Daisy’s second section of the chapter opens with, what else, Bailey dragging her down the street. She snaps her heel, and decides to drink some more of that delicious tonic before she heads home.
“These classes better work, or I’m going to throw myself in the river.”
“River!” Bailey barked.
[…]”Did you just. . .? No, you didn’t.” She tried to relax her shoulder muscles. “Because that’s impossible.”
Daisy concludes that she’s drunk. Thankfully, Noah comes to her rescue regarding the shoes, since he knows a way to get back to her place through the park so she doesn’t have to walk barefoot on pavement. Daisy definitely seems smitten with him, laughing at things she admits are not funny. And then, the Obligatory Mental Illness Shaming: Mina is Noah’s cousin.
“She’s just. . . no offense, but she seems–”

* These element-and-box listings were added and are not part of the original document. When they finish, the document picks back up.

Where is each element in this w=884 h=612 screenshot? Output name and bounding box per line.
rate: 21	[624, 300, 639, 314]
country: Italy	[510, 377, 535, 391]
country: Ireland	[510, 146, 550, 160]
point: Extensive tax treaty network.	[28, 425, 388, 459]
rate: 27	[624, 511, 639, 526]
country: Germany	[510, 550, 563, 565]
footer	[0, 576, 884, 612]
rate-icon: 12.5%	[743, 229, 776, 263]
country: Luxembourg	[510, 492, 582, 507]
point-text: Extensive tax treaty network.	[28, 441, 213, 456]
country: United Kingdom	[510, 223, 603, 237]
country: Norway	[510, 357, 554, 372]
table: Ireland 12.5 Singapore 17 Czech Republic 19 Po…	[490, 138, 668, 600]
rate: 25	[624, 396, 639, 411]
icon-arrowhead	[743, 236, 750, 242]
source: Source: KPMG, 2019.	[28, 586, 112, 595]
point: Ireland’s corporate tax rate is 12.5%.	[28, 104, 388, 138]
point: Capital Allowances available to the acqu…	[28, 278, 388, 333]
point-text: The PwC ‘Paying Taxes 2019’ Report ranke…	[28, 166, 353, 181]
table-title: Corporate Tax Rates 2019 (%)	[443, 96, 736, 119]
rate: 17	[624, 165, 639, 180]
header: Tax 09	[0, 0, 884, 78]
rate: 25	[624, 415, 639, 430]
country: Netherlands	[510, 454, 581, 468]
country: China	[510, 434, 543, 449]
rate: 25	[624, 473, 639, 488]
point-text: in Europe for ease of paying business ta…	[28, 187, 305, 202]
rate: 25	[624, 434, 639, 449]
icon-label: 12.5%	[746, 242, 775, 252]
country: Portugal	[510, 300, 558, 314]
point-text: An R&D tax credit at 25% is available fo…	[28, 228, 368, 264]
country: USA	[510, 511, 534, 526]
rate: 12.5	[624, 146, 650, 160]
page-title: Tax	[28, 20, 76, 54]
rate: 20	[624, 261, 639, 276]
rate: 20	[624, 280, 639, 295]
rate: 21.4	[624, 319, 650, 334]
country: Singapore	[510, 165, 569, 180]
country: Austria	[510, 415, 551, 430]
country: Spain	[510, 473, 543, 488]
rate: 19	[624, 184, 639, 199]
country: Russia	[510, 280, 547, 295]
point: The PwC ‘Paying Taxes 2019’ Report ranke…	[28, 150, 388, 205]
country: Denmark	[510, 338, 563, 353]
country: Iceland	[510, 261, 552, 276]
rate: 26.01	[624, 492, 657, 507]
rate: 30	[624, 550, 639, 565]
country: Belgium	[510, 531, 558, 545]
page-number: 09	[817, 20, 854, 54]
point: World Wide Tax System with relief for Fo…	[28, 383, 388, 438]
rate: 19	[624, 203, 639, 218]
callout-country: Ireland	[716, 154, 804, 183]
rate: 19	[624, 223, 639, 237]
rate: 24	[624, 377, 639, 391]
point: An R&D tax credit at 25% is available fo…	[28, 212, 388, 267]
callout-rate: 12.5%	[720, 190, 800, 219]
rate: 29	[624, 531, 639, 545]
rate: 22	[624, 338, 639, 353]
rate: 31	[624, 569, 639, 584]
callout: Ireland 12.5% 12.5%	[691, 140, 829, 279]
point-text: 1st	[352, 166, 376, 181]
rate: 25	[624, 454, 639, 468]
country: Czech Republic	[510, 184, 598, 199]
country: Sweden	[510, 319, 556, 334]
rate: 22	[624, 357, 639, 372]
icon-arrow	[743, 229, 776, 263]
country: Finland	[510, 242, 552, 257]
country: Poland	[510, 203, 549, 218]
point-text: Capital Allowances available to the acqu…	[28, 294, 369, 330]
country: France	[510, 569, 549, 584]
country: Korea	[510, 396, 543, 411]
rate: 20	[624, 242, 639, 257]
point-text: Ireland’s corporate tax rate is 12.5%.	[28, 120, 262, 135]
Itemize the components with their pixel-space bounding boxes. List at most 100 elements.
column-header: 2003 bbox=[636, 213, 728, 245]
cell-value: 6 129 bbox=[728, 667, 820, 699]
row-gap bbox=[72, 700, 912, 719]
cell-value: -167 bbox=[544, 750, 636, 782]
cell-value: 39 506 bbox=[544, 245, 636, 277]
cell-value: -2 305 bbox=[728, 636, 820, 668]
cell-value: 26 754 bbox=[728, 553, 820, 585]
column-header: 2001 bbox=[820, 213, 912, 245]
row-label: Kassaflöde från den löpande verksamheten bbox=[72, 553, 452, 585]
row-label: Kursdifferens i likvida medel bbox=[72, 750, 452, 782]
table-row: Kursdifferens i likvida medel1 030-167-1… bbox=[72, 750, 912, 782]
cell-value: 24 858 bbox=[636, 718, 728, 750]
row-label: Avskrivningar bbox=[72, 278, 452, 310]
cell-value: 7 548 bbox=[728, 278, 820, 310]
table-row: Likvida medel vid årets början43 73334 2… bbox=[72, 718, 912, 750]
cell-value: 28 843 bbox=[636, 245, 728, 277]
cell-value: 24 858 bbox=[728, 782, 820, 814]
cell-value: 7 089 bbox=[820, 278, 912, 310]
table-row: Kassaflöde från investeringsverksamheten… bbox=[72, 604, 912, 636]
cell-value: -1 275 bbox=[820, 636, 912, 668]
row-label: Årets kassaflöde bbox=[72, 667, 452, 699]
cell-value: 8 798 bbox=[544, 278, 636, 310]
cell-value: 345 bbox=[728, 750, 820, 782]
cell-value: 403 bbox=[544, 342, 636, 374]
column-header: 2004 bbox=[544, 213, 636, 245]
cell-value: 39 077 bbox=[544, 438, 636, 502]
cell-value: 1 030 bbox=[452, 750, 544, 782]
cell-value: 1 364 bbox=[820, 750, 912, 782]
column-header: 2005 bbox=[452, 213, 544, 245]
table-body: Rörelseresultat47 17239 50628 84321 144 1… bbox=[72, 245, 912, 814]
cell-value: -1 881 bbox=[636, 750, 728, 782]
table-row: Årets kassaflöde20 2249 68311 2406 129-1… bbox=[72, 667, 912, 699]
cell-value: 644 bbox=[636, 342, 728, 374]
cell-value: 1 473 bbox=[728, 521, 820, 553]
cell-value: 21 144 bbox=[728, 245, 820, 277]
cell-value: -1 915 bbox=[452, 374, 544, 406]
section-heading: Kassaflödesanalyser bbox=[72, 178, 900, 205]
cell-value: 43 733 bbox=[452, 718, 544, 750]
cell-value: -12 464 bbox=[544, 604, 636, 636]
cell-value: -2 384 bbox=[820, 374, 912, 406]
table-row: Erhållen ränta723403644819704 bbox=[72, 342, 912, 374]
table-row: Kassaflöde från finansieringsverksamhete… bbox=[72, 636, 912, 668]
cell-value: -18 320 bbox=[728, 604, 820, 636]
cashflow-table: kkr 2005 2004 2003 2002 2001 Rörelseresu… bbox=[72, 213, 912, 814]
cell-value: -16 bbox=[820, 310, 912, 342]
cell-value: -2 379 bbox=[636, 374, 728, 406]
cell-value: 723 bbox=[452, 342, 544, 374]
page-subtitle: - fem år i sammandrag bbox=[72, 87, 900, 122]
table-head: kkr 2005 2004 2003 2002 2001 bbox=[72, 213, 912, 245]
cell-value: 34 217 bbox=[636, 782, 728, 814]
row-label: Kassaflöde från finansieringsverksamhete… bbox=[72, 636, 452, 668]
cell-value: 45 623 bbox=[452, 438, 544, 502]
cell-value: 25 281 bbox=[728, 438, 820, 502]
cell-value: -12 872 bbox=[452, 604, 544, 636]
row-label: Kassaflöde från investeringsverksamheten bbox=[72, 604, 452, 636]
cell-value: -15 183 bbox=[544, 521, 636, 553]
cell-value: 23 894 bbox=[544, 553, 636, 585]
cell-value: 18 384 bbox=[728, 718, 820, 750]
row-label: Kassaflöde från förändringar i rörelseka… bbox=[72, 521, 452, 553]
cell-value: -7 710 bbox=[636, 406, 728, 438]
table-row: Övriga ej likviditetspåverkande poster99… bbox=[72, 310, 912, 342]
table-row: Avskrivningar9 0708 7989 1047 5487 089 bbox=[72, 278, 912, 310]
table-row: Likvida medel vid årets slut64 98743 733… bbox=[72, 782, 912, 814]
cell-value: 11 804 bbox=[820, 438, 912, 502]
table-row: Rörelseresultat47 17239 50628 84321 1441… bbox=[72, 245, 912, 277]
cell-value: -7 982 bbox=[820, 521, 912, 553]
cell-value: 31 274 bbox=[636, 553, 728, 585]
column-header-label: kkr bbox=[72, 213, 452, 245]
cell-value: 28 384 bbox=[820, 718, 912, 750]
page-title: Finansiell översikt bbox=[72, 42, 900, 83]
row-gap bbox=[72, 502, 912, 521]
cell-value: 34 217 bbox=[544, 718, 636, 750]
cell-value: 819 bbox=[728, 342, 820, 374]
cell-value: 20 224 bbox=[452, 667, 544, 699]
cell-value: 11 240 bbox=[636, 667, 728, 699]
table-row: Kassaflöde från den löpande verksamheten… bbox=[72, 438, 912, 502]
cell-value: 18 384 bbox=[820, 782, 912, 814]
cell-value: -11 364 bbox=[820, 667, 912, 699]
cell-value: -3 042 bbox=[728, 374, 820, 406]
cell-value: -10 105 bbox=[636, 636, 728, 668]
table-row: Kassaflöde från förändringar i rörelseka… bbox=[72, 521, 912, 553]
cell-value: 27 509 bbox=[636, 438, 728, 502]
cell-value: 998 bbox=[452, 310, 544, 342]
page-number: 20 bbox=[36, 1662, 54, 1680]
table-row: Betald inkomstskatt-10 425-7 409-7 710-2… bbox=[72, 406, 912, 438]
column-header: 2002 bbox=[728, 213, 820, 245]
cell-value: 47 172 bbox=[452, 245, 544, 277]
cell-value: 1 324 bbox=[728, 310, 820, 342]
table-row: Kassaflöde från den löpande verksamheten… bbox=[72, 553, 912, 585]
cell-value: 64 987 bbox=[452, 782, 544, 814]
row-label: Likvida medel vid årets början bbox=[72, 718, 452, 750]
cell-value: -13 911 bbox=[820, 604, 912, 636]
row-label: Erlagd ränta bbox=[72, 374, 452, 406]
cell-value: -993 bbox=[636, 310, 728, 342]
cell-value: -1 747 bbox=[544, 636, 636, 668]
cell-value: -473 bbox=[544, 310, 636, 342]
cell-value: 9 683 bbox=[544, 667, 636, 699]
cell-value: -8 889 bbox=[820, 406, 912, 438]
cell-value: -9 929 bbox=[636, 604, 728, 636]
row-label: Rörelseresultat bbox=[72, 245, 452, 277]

“Insane?” Noah nodded. “She is. My father got out of the family with his sanity mostly intact, although he’s doing this comb-over thing that has be concerned.” He nudged her with his elbow. “I just threw my family’s crazy closet wide open for you. I usually don’t let women meet Mina until never.”
Twitch. What’s up with that, anyway? Is this a staple of the genre?
Anyway, Noah plays music. That’ll be important later. He also gives Daisy a piggyback, which is less important but a lot more fun. End chapter!